For the data scale, this case is based on 2GB. You can check the data in the docker container.
[16 Oct 2024 6:11] JINSHENG BA
The ".." is missed for cmake.

```
git clone https://github.com/mysql/mysql-server
cd mysql-server
git checkout 596f0d23
mkdir build
cd build
cmake ..
make -j$(nproc)
```
[16 Oct 2024 6:17] MySQL Verification Team
Thank you for the details.

regards,
Umesh
[21 Oct 2024 16:04] JINSHENG BA
May I ask whether it is reproducible? If so, is the MySQL community interested in such cases?
[21 Oct 2024 16:17] MySQL Verification Team
Hi JINSHENG BA,

Thank you  once again for follow up on this.
As development expect non-docker steps, I was trying to setup everything locally and verify on physical boxes. I had issues building TPC-H, which I fixed today(Thanks to George Ma, who had shared a copy and HOW TO on TPC-H in one of his bug report which I'm using here ) and hopefully by tomorrow will be able to verify/reproduce Bug #116309 &  Bug #116241.  Thank you once again and sorry for the delay.

regards,
Umesh
[22 Oct 2024 10:38] MySQL Verification Team
Thank you for being patient with me on this.
I'm not sure how much this patch fixes the issue but observed the behaviour and hope that development team would take a look at this and take a call further on the suggested patch.  I'll be joining the verification results file shortly. Thank you.

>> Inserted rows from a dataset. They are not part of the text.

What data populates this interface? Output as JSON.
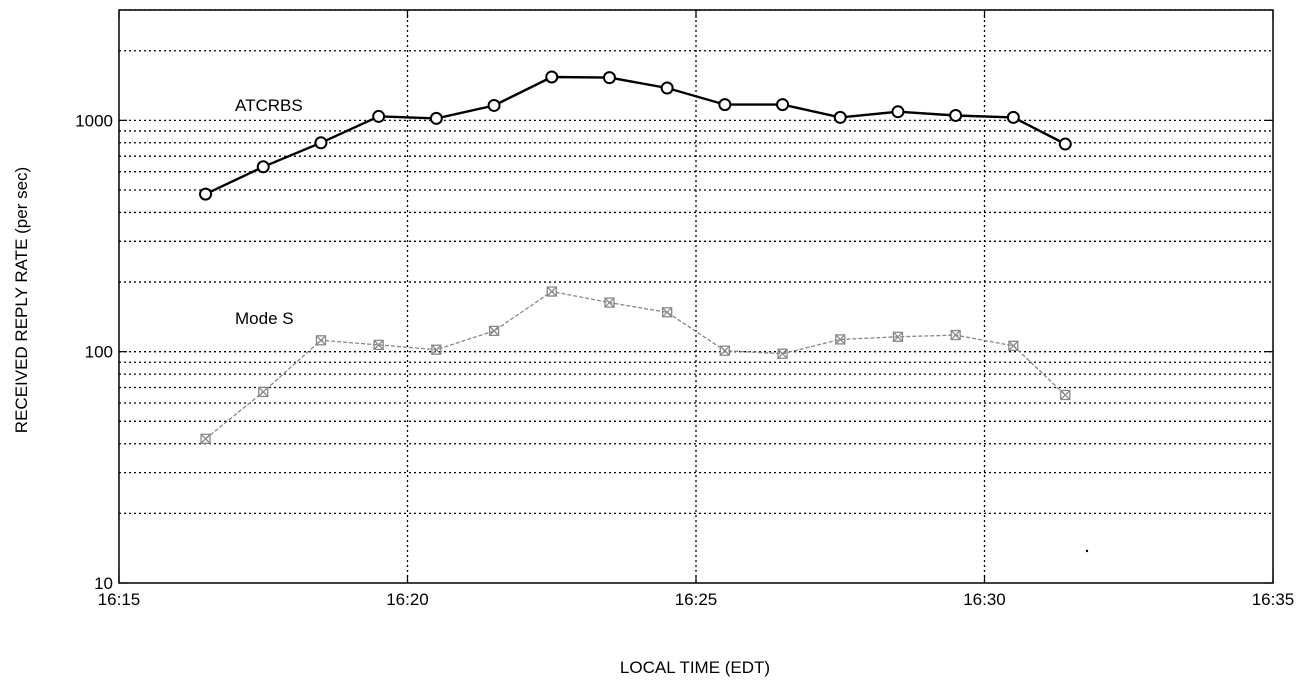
{
  "chart_data": {
    "type": "line",
    "title": "",
    "xlabel": "LOCAL TIME (EDT)",
    "ylabel": "RECEIVED REPLY RATE (per sec)",
    "x_tick_labels": [
      "16:15",
      "16:20",
      "16:25",
      "16:30",
      "16:35"
    ],
    "x_ticks": [
      "16:15",
      "16:20",
      "16:25",
      "16:30",
      "16:35"
    ],
    "xlim": [
      "16:15",
      "16:35"
    ],
    "y_tick_labels": [
      "10",
      "100",
      "1000"
    ],
    "y_ticks": [
      10,
      100,
      1000
    ],
    "ylim": [
      10,
      3000
    ],
    "y_scale": "log",
    "grid": true,
    "series": [
      {
        "name": "ATCRBS",
        "color": "#000000",
        "marker": "circle",
        "x": [
          "16:16:30",
          "16:17:30",
          "16:18:30",
          "16:19:30",
          "16:20:30",
          "16:21:30",
          "16:22:30",
          "16:23:30",
          "16:24:30",
          "16:25:30",
          "16:26:30",
          "16:27:30",
          "16:28:30",
          "16:29:30",
          "16:30:30",
          "16:31:24"
        ],
        "values": [
          480,
          630,
          800,
          1040,
          1020,
          1160,
          1540,
          1530,
          1380,
          1170,
          1170,
          1030,
          1090,
          1050,
          1030,
          790
        ]
      },
      {
        "name": "Mode S",
        "color": "#888888",
        "marker": "x-box",
        "x": [
          "16:16:30",
          "16:17:30",
          "16:18:30",
          "16:19:30",
          "16:20:30",
          "16:21:30",
          "16:22:30",
          "16:23:30",
          "16:24:30",
          "16:25:30",
          "16:26:30",
          "16:27:30",
          "16:28:30",
          "16:29:30",
          "16:30:30",
          "16:31:24"
        ],
        "values": [
          42,
          67,
          112,
          107,
          102,
          123,
          182,
          163,
          148,
          101,
          98,
          113,
          116,
          118,
          106,
          65
        ]
      }
    ]
  }
}
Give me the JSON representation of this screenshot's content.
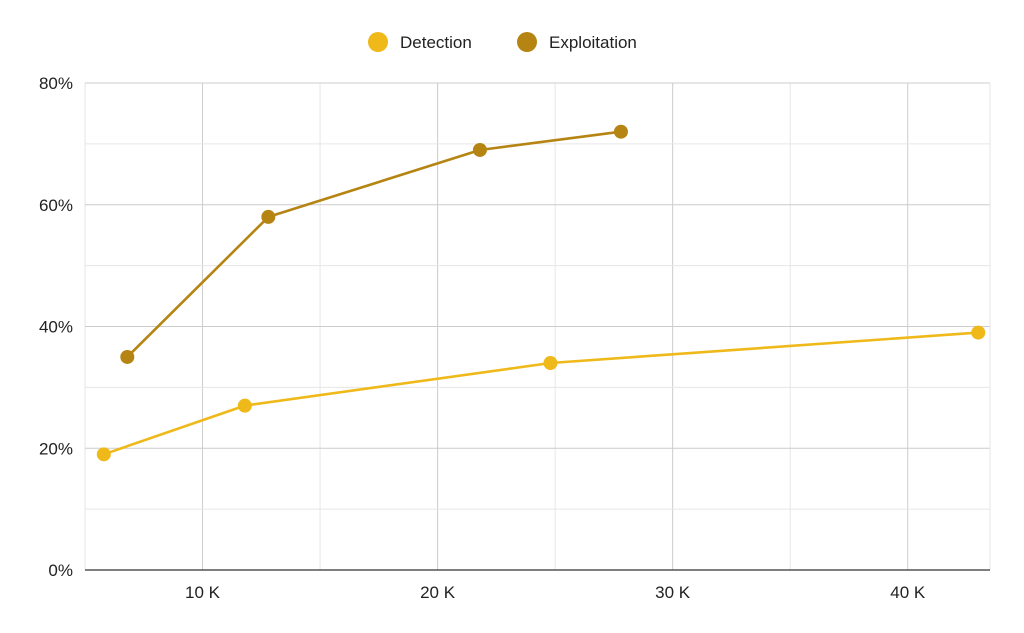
{
  "chart_data": {
    "type": "line",
    "title": "",
    "xlabel": "",
    "ylabel": "",
    "xlim": [
      5000,
      43500
    ],
    "ylim": [
      0,
      80
    ],
    "x_ticks": [
      10000,
      20000,
      30000,
      40000
    ],
    "x_tick_labels": [
      "10 K",
      "20 K",
      "30 K",
      "40 K"
    ],
    "y_ticks": [
      0,
      20,
      40,
      60,
      80
    ],
    "y_tick_labels": [
      "0%",
      "20%",
      "40%",
      "60%",
      "80%"
    ],
    "grid": true,
    "legend_position": "top-center",
    "series": [
      {
        "name": "Detection",
        "color": "#EFB91A",
        "x": [
          5800,
          11800,
          24800,
          43000
        ],
        "y": [
          19,
          27,
          34,
          39
        ]
      },
      {
        "name": "Exploitation",
        "color": "#B58412",
        "x": [
          6800,
          12800,
          21800,
          27800
        ],
        "y": [
          35,
          58,
          69,
          72
        ]
      }
    ]
  }
}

Note - Synopsis says "YPC-H Query 8" but How to/Description uses "Query 16", do you mind if I change Synopsis to reflect the same? Thank you.

regards,
Umesh
[22 Oct 2024 10:39] MySQL Verification Team
9.1.0 - test results (with and without the suggested patch)

Attachment: 116309.results.txt (text/plain), 18.30 KiB.

[22 Oct 2024 11:32] JINSHENG BA
>I had issues building TPC-H.

Sorry for that! My apologies for using docker. Actually, I am happy to provide my entire data folder or any other info if you need it.  

>I'm not sure how much this patch fixes the issue but observed the behaviour and hope that development team would take a look at this and take a call further on the suggested patch. 

Thanks for looking into it! Yes, I should clarify that it is not a proposed correct patch. Instead, I want to show that there exists a much more efficient query plan for executing TPC-H benchmark, and I am wondering whether we can optimize the the query optimizer to enable the more efficient query plan in default. I believe, at least, it improves the execution efficiency on the TPC-H benchmark.